Since then, Gulen’s movement has been systematically dismantled in Turkey and its influence has declined internationally.

Erdogan described Gulen’s network as traitors and “like a cancer”, pledging to root them out wherever they are. Hundreds of schools, companies, media outlets and associations linked to him were shut down and assets seized.


Gulen also became an isolated figure within Turkey, reviled by Erdogan’s supporters and shunned by the opposition which saw his network as having conspired over decades to undermine the secular foundations of the republic.

Gulen condemned the coup attempt “in the strongest terms”. “As someone who suffered under multiple military coups during the past five decades, it is especially insulting to be accused of having any link to such an attempt,” he had said.
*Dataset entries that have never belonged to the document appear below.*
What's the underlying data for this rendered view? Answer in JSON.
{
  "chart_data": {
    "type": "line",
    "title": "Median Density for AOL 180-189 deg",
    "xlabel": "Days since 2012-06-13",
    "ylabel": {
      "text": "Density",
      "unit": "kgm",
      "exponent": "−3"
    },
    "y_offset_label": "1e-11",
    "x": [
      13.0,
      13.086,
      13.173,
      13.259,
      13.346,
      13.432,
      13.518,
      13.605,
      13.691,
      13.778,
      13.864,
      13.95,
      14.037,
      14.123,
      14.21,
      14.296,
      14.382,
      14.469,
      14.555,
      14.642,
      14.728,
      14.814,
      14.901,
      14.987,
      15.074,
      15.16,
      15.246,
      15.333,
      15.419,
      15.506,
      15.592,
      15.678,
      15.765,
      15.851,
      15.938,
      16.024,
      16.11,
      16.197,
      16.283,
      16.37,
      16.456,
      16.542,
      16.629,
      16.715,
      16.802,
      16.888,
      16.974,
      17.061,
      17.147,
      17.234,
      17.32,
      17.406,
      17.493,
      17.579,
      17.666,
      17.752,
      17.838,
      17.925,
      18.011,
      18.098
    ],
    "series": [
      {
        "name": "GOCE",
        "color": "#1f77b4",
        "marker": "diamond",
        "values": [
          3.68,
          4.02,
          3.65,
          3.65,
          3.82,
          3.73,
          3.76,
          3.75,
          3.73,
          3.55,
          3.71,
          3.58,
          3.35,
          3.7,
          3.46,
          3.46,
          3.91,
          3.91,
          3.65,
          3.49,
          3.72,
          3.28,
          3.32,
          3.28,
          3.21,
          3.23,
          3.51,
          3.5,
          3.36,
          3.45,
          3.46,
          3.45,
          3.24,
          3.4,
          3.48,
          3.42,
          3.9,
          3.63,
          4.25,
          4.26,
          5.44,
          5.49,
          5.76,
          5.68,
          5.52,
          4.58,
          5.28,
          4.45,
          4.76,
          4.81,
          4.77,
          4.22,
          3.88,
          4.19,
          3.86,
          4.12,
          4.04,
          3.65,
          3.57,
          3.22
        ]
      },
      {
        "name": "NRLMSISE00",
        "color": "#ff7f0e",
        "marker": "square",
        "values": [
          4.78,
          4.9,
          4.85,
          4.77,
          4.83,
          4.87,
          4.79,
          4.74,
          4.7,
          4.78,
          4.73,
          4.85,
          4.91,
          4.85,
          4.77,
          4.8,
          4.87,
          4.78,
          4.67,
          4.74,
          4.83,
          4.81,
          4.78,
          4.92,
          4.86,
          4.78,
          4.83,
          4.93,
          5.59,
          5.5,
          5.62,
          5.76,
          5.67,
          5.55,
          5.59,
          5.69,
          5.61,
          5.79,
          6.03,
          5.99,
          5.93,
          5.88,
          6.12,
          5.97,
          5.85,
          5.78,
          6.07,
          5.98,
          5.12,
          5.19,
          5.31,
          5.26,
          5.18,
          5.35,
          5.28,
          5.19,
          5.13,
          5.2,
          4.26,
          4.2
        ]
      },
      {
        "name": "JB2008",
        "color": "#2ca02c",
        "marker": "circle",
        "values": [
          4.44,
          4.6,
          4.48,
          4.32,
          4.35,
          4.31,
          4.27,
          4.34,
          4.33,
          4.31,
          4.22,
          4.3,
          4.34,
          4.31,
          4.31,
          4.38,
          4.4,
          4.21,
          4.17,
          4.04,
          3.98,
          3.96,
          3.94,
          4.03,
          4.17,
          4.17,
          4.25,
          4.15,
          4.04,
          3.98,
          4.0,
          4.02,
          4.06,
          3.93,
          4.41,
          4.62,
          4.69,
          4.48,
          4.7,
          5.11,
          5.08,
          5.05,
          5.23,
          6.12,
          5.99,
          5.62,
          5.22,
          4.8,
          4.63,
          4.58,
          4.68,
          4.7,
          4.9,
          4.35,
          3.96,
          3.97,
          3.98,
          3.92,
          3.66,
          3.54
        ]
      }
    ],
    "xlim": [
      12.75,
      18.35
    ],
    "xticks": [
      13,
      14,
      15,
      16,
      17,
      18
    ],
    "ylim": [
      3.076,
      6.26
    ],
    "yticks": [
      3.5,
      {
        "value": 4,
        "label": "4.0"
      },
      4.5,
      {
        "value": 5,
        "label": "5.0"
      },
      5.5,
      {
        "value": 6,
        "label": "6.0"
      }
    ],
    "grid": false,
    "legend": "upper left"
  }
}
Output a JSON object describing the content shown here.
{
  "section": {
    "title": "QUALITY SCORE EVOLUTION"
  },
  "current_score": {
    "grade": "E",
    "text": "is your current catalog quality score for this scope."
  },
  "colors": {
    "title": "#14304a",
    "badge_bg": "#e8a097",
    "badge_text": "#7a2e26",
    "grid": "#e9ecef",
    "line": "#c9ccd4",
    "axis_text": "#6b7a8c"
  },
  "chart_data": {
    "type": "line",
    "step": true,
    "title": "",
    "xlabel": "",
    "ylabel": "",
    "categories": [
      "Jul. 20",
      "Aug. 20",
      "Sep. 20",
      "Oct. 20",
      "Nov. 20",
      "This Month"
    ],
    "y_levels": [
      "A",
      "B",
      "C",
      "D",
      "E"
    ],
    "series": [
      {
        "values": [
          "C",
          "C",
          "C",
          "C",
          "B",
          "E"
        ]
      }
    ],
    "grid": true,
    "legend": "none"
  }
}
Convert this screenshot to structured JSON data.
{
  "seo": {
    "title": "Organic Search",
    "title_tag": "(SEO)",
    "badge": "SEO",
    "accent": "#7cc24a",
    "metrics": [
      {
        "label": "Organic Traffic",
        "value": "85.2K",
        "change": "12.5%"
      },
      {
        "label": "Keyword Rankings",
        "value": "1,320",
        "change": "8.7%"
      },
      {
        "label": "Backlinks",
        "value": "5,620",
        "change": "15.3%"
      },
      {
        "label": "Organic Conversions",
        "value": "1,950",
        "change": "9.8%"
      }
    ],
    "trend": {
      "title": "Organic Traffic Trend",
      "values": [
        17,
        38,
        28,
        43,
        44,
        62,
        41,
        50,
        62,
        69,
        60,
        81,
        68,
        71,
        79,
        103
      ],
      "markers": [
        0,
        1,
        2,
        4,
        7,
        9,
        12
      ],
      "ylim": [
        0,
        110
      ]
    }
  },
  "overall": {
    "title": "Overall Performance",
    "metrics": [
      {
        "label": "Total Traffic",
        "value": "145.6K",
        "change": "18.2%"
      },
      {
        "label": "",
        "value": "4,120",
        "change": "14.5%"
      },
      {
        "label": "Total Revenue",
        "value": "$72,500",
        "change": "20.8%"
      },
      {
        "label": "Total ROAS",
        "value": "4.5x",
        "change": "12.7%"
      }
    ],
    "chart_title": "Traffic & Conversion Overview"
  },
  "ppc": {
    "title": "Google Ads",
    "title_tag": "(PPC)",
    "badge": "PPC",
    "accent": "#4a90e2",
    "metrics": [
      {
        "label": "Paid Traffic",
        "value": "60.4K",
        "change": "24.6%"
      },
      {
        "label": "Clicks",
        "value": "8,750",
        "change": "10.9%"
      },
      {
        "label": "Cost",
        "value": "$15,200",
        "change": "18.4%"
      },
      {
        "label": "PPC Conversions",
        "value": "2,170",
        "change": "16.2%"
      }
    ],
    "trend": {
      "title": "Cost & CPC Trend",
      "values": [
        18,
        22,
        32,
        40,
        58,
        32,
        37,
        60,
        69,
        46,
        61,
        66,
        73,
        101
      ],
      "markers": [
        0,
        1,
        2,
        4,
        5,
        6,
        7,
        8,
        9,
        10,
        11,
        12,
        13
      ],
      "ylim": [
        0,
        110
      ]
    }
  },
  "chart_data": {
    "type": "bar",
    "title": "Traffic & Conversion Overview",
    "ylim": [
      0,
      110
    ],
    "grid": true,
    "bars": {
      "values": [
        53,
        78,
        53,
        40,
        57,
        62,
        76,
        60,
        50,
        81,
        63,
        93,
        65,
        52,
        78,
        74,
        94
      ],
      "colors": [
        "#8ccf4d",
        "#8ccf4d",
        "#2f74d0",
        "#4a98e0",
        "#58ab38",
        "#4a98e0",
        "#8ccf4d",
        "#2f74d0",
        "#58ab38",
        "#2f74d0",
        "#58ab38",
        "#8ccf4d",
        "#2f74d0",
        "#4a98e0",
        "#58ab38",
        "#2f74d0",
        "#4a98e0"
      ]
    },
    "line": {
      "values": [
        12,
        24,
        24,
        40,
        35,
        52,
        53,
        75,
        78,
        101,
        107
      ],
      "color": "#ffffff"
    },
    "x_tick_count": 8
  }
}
In an ensuing crackdown, which the government said targeted Gulen’s followers, at least 77,000 people were arrested and 150,000 state workers, including teachers, judges and soldiers, suspended under emergency rule.

Companies and media outlets allegedly linked to Gulen were seized by the state or closed down. The Turkish government said its actions were justified by the gravity of the threat posed to the state by the coup.

Gulen travelled to the US for medical treatment but remained there as he faced a criminal investigation in Turkey. Ankara long sought to have him extradited from the US.

Speaking in his gated compound in Pennsylvania’s Pocono Mountains, Gulen said in a 2017 interview by the the Reuters news agency that he had no plans to flee the US to avoid extradition.